14 October 2011 in Media
MATTHEW ABRAHAM:
Jamie Briggs, Federal Liberal MP for Mayo joins us. Jamie Briggs, good morning to you.
JAMIE BRIGGS:
Good morning Matt and Dave.
ABRAHAM:
Jamie Briggs, we’ve spoken to Chris Bowen, the Immigration Minister’s office, he’s not available for interview this morning. They say there’s no intention to open new detention centres or expand existing centres. Where are the people going to go? Are they going to go to places like Inverbrackie?
BRIGGS:
Well obviously there is capacity already at Inverbrackie, I think there’s a report today that there’s 150 currently there, although that number has moved around. At one point earlier in the year it was about 300, and that’s understandable. It depends on the amount of people arriving and the processing times and how many are there. But there is an important point here which is that Chris Bowen has ruled out very clearly to the community, at the community meeting in November in Lobethal; in writing to me on two occasions that he will not expand beyond 400 in number. Now obviously we need confirmation to this position given this latest stuff-up from the Gillard Government with their border protection policies.
DAVID BEVAN:
Well you heard what people were saying to Spence Denny this morning.

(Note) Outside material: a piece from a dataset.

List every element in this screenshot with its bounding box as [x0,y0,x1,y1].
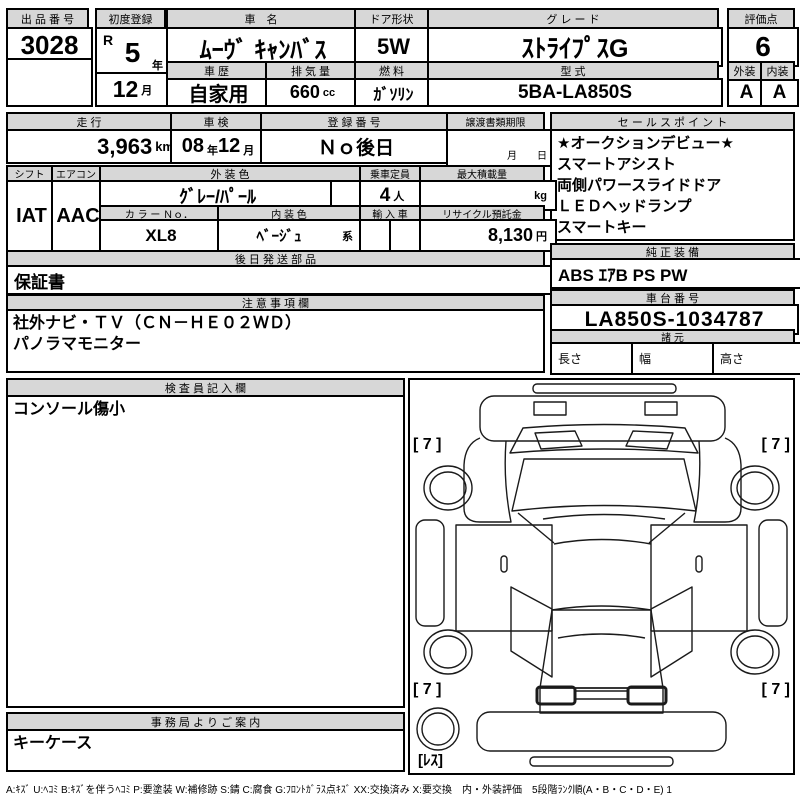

It seems as though there are people up around Inverbrackie who are pretty laid back about the whole thing, they don’t mind.
BRIGGS:
Well look I don’t think that frankly that’s the issue. I mean I understand there are different views in the community and listening to those vox-pops with Jim, who is very good person, I agree with nearly everything he said. The point here is that, let’s not forget the community was never told that this facility was going to go ahead. It was told after it was announced. There was no consultation. There was a series of promises about the benefits to the local economy which just have not occurred, and it is costing a fortune. $30 million already has been spent, and that is in the first six months of its operation. And people are angry about that.
BEVAN:
Well maybe that’s Tony Abbott’s fault. Maybe if Tony Abbott and the Coalition had supported the Prime Minister’s Malaysian proposal, we wouldn’t be in this situation.
BRIGGS:
This is a fascinating line that the Labor Party is trying to use. They changed the law. In September 2008, there were, the boats stopped coming. There were some, I think four people who had arrived by boat in detention in Australia at that point in time. There are now, since that time there has been 12,000 people, after the Labor Party changed the system that worked, and frankly we were never going to support the Malaysian solution, it’s a terrible solution and I would be fascinated to see whether Kate Ellis, for instance, in the electorate of Adelaide, is happy to go and tell her electorate that she wants to send children to Malaysia.
ABRAHAM:
Jamie Briggs, Julia Gillard this morning on Melbourne radio, on ABC radio in Melbourne is saying there is one person to blame if the boats start coming, and she expects they will, and that is Tony Abbott.
BRIGGS:
Well Julia Gillard has just lost control. I mean she is quite obviously the worst Prime Minister the country has ever had. I heard...
ABRAHAM:
Well you would say that though. I mean you hardly would like to say she is the best, or even you know in the top five.
BRIGGS:
Well let’s look at the result here. I mean this is a Government who talk about the vote on this bill yesterday, Julia Gillard herself said she wanted to see all Coalition Members vote in the Parliament on this issue as recently as Monday, and yet it was the Government who refused to have a vote on this bill yesterday when they worked out they didn’t have the numbers. It is incompetence at a level we have never seen. And the consequence are that we face, the consequence are that the country faces increased pressure from more boats arriving because of this stuff up because the Labor Party changed the law in the first place.
BEVAN:
Jamie Briggs, thank you for talking to us. Liberal Member for Mayo. His seat takes in the Inverbrackie detention centre.